Table 2.
Histopathological evidence of fibrinolytic pathway components in multiple sclerosis.
| Fibrinolytic components | Main findings (patient sample size/methodology) | References |
|---|---|---|
| Fibrinolysis | Higher fibrinolytic activity in plaques than adjacent NAWM. | (115) |
| tPA | Staining for infiltrated mononuclear cells in MS lesions and WM. Strong positivity of foamy macrophages in areas of demyelination and decline in chronic lesions. | (116) |
| Co-localization with non-phosphorylated neurofilament and fibrin deposition in demyelinated axons. | (67) | |
| Decreased tPA activity in acute MS lesions. Decreased fibrinolytic activity in demyelinating MS plaques due to tPA/PAI-1 complex. | (117) | |
| tPA receptors | Localization on macrophages, astrocytes.
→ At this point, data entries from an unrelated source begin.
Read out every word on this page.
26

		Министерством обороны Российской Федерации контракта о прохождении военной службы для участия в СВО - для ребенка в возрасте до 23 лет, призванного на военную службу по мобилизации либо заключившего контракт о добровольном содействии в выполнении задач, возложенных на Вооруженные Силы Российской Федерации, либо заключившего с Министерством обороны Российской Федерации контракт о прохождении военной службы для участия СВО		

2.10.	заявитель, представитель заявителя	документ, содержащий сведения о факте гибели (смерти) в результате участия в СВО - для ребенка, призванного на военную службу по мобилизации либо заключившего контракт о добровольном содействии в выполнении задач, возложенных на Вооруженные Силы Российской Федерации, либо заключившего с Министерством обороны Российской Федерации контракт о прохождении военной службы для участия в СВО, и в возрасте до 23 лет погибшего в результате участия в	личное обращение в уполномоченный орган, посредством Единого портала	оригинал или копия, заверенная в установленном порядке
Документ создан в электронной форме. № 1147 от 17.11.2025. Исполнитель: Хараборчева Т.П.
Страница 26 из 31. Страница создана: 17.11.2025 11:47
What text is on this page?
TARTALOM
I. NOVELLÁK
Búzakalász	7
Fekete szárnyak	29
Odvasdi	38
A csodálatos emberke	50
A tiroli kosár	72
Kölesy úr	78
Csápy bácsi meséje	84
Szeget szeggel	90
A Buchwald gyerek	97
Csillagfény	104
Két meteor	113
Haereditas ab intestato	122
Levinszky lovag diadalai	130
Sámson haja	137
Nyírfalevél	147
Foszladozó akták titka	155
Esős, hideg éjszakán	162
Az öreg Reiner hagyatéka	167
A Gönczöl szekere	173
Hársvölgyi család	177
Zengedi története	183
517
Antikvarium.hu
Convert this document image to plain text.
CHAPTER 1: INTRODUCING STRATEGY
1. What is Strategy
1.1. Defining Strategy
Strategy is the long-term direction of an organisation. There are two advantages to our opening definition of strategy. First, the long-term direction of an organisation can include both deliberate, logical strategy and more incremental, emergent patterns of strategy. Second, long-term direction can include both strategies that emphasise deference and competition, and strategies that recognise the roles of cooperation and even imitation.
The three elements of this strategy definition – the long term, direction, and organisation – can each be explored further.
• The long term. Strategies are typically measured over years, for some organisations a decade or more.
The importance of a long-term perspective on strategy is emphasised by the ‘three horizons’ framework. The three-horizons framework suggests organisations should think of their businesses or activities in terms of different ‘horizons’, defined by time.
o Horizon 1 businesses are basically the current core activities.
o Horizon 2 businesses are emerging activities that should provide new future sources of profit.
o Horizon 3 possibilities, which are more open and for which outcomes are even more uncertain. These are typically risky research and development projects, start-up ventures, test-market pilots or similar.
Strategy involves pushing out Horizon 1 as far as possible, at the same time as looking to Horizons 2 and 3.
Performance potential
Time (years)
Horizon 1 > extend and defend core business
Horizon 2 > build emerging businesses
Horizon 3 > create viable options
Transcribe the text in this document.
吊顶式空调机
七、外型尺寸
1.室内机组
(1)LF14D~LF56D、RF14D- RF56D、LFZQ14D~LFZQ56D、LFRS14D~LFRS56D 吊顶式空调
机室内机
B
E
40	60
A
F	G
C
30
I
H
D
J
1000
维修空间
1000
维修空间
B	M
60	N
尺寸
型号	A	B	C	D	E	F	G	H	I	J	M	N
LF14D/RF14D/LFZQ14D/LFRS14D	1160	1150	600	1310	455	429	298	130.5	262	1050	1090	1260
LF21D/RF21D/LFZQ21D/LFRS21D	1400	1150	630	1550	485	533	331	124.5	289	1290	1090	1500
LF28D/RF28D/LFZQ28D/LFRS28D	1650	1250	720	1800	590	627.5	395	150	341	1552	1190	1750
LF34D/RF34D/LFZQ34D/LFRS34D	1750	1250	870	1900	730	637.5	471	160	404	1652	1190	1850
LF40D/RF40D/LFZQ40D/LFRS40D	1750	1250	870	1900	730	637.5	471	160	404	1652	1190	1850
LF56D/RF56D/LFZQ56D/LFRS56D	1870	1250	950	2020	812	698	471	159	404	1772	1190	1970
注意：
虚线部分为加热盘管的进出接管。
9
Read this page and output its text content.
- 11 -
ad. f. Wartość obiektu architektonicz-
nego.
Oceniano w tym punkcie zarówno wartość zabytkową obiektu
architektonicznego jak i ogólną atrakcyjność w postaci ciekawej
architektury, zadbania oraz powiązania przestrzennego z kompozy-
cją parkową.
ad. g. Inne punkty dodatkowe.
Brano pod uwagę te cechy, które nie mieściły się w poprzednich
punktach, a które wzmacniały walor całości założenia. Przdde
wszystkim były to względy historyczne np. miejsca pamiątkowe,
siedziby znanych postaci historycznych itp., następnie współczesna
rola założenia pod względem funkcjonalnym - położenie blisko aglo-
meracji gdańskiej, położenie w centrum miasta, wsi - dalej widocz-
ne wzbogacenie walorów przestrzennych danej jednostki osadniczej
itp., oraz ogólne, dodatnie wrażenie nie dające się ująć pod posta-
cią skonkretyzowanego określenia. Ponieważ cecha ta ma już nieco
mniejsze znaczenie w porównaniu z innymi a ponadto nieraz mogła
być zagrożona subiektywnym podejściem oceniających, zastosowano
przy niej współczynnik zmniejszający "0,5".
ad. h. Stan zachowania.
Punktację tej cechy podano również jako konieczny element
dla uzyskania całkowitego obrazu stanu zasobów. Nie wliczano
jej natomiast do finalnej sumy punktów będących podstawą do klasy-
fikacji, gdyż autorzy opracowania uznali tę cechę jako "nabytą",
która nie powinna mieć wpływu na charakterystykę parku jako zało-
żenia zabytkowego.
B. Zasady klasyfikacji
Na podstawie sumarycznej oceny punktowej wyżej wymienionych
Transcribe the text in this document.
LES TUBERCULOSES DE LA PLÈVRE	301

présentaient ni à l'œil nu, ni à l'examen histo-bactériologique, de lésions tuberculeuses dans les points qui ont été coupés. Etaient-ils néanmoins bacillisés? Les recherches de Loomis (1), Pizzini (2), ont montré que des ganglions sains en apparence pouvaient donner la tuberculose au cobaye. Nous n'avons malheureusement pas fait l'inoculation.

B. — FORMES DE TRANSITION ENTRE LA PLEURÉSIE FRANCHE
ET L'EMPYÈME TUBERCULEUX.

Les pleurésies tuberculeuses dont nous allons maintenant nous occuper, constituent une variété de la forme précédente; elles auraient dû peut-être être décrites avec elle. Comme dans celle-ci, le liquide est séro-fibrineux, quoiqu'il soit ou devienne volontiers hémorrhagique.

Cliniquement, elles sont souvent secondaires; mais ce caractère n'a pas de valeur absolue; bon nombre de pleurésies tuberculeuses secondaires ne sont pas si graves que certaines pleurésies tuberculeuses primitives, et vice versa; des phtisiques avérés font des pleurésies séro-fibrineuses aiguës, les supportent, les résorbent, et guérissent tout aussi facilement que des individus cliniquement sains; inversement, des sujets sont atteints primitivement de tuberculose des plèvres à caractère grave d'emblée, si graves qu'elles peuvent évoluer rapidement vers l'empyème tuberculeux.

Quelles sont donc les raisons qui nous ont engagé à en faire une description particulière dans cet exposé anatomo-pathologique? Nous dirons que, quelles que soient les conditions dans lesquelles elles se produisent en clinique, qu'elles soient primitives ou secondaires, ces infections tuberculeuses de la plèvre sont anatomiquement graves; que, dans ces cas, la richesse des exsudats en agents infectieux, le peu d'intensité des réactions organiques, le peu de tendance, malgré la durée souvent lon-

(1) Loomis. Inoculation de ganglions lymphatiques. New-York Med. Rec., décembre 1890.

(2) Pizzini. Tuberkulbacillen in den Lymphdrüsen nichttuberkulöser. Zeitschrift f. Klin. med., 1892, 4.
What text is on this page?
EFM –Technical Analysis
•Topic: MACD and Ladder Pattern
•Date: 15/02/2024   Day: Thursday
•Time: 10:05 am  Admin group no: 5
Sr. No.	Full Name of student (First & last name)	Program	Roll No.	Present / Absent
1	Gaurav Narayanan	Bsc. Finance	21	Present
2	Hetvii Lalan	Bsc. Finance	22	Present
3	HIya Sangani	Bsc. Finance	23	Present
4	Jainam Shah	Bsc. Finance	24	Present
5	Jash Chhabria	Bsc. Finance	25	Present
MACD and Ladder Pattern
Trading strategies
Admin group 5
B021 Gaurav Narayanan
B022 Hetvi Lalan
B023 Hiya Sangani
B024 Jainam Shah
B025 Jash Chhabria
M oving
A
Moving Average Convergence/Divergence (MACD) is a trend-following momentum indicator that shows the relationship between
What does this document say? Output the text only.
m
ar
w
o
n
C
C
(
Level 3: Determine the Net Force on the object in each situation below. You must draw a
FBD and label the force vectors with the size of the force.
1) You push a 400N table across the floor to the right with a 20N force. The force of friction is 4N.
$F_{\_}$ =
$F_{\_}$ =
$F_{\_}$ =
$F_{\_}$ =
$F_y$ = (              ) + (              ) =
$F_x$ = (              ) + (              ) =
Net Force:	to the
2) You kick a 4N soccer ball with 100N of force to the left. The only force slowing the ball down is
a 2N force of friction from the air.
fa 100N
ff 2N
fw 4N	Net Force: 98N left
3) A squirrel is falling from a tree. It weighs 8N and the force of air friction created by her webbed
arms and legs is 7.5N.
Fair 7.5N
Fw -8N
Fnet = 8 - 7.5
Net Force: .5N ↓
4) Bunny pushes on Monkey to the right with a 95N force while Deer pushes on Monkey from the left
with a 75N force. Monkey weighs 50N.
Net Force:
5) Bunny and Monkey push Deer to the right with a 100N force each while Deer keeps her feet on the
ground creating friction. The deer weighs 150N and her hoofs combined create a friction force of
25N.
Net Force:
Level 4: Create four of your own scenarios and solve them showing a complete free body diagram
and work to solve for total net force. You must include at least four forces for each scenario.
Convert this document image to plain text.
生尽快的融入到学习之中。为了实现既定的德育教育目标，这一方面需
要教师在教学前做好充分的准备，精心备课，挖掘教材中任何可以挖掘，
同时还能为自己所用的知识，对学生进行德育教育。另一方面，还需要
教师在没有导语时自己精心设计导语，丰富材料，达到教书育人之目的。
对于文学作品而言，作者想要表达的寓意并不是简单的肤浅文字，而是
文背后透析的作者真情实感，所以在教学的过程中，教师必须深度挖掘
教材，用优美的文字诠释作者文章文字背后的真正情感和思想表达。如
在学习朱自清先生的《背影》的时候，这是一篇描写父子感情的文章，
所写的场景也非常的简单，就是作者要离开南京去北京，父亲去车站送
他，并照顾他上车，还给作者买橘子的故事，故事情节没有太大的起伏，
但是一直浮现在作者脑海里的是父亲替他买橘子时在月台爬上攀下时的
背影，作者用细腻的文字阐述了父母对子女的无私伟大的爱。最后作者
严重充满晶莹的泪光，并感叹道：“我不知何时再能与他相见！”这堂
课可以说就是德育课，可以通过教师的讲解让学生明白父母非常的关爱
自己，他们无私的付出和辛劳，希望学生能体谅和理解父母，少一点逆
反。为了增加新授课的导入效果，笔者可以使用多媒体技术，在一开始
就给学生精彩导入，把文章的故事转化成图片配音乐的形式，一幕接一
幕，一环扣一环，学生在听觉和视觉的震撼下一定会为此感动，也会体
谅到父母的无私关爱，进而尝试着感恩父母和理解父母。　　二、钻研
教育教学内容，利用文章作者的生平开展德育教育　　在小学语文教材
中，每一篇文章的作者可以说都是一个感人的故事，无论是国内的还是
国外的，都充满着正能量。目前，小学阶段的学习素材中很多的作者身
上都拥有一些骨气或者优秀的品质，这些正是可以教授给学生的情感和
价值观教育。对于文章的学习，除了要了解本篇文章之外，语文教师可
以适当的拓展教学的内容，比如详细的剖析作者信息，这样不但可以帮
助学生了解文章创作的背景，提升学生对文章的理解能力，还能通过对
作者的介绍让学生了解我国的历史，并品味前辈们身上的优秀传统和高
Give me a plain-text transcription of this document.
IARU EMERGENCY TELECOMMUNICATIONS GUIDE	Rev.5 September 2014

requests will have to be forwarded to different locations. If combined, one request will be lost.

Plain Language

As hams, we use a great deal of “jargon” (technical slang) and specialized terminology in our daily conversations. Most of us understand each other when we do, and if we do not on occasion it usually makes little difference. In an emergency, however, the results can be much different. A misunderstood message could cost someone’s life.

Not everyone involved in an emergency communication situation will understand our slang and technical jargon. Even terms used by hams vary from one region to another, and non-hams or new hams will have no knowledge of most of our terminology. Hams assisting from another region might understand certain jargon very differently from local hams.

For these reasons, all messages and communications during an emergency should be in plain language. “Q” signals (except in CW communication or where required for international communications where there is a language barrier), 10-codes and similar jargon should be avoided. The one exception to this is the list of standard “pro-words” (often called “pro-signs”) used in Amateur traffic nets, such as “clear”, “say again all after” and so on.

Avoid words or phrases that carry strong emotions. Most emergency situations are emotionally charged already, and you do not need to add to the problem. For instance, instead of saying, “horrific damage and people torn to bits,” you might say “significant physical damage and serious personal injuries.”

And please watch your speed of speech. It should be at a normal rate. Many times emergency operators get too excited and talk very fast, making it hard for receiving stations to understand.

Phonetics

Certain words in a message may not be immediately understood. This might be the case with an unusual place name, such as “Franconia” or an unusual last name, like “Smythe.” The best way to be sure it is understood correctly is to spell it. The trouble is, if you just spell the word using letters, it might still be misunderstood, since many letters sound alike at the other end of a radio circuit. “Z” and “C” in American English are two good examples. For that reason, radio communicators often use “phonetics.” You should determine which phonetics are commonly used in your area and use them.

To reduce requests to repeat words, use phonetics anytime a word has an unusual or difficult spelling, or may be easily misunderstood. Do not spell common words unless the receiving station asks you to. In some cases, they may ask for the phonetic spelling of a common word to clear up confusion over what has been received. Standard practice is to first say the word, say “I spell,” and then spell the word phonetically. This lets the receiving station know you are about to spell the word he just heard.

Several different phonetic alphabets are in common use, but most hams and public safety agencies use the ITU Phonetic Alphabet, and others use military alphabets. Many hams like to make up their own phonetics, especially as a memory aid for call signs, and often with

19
Increased in MS lesions compared to NAWM. | (118) |
| uPA, uPAR | Detected in acute MS lesions, expressed by mononuclear cells in perivascular cuffs and to macrophages in the lesion parenchyma. uPAR additionally detected in NAWM. | (67) |
| D-dimers | Localization on foamy macrophages and demyelinating axons. | (117) |
| PAI-1 | Detected in acute MS lesions, expressed by mononuclear cells in perivascular cuffs and to macrophages in the lesion parenchyma. | (67) |
| Up-regulation in progressive MS cortex but without an efficient fibrin degradation (immunohistochemistry on the cortex of 47 progressive MS and 10 controls). | (12) |
NAWM, normal-appearing white matter; MS, multiple sclerosis; PAI-1, plasminogen activator inhibitor 1; tPA, tissue-type plasminogen activator; uPAR, urokinase plasminogen activator receptor; WM, white matter.